Basho left little cottage in Edo’s Fukagawa District for the very last time in the summer of 1694. He died on November 28, 1694.

Notes on Translation

Kono, this; michi, road or way. The Way (, Tao or Dao) referring to Laozi’s Tao de Ching. Ya, for emphasis.

Yuku, to go; hito, a man; yuku-hito, a man who is going. Nashi ni, no one.

Aki no kure, Autumn evening, a frequent topic for Basho.

Becoming and Speaking

Matsuo Basho’s thoughts on writing poetry were simple:

Matsu no koto wa matsu ni narae, take no koto wa take ni narae

a pine trees as a thing, be a pine tree,
for bamboo as a thing,
be bamboo

At the same time, Basho warned his students:

ware ni niru na futatsu ni ware shi makuwauri

Don’t mirror me
like two halves
of a melon.

Basho’s student, Doho, gave us this Tao-like thought:

zoka ni shitagai, zoka ni kaere to nari!

to make a flower, submit and obey,
to make a flower
go back and become!

from Doho’s “San-Zoshi,” explaining Basho’s poetical teachings


This fits in nicely with advice I was once given on public speaking

When talking to an audience
Pause, then
Speak from the heart

This did not always work. For fear always lurks nearby. In case of panic, the advice is “curl your toes” this distracts and unfreezes your mind. It works.

Becoming Basho was a long process. He was for a long time, Tosei, an unripe peach. A move to Edo, a trip across the Sumida River to Fukagawa, a simple cottage, cold nights, loneliness, a gift of a banana plant, in time, a basho tree weathering the storms.

Notes on Translation

Matsu, a pine tree. There is a well known haiku, that goes Matsushima, Matsushima, Matsushima, Ah! This was, supposedly, Matsuo Basho’s exclamation on arriving at Matsushima, considered to be one of Japan’s most beautiful spots. (Basho visited here on the Oku no Hosomichi, the Journey to the Northern Interior.)

koto, thing.

zoka 造花, make a flower; shitagai, submit, obey.

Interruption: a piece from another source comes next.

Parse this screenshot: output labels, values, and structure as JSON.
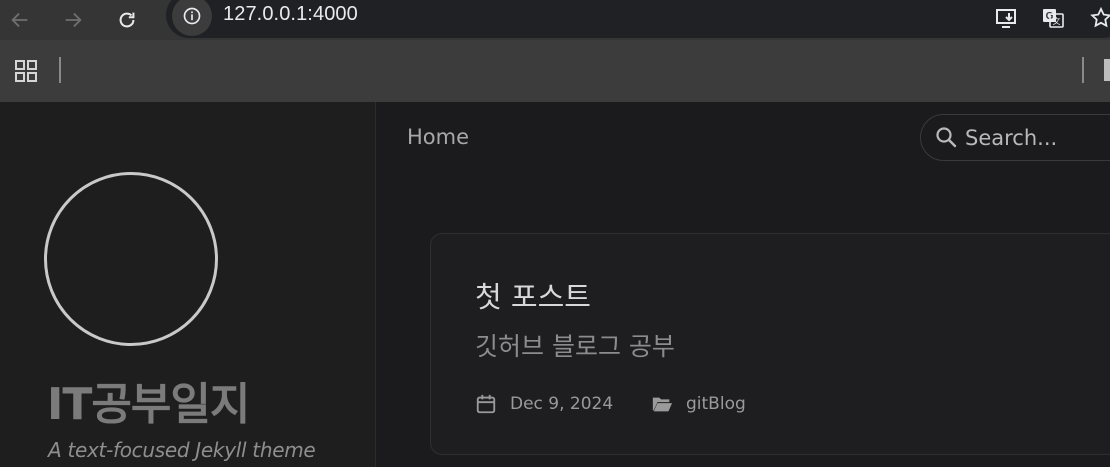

kaere, go back, return; nari, to be, become: go back and become

ware, me; niru, resemble, look like, mirror

futatsu, two

makuwauri, oriental melon


hackberries falling,
fluttering wings of grey starlings,
a brisk morning wind


e no mi chiru
muku no haoto ya
asa arashi

Matsuo Basho, date unknown

While hackberries don’t make much of a splash, starlings can create a stunning spectacle, first with their loud morning chattering and then when they all rise at once.

Notes on Translation

e, enoki 榎, the (Asian) hackberry tree; chiru 散る, fall, scatter

muku , grey starling; haoto 羽音, the sound of wings, fluttering wings

asa arashi 朝嵐, literally morning storm, referring in this case to a windstorm


The hackberry tree is a native Kansas species, a tough cookie that can survive prairie fires, It has small tough berries that are a source of food for birds. Several websites including say “All “hackberry berries are edible and highly nutritious.” The taste, to me, is bland, and better left for the birds. Pioneers in Kansas ate them in a pinch. And hackberries were found in the tomb of Peking Man, dated to be 500,000 years old!

This haiku is like a hackberry, without much meat, unless I am missing something.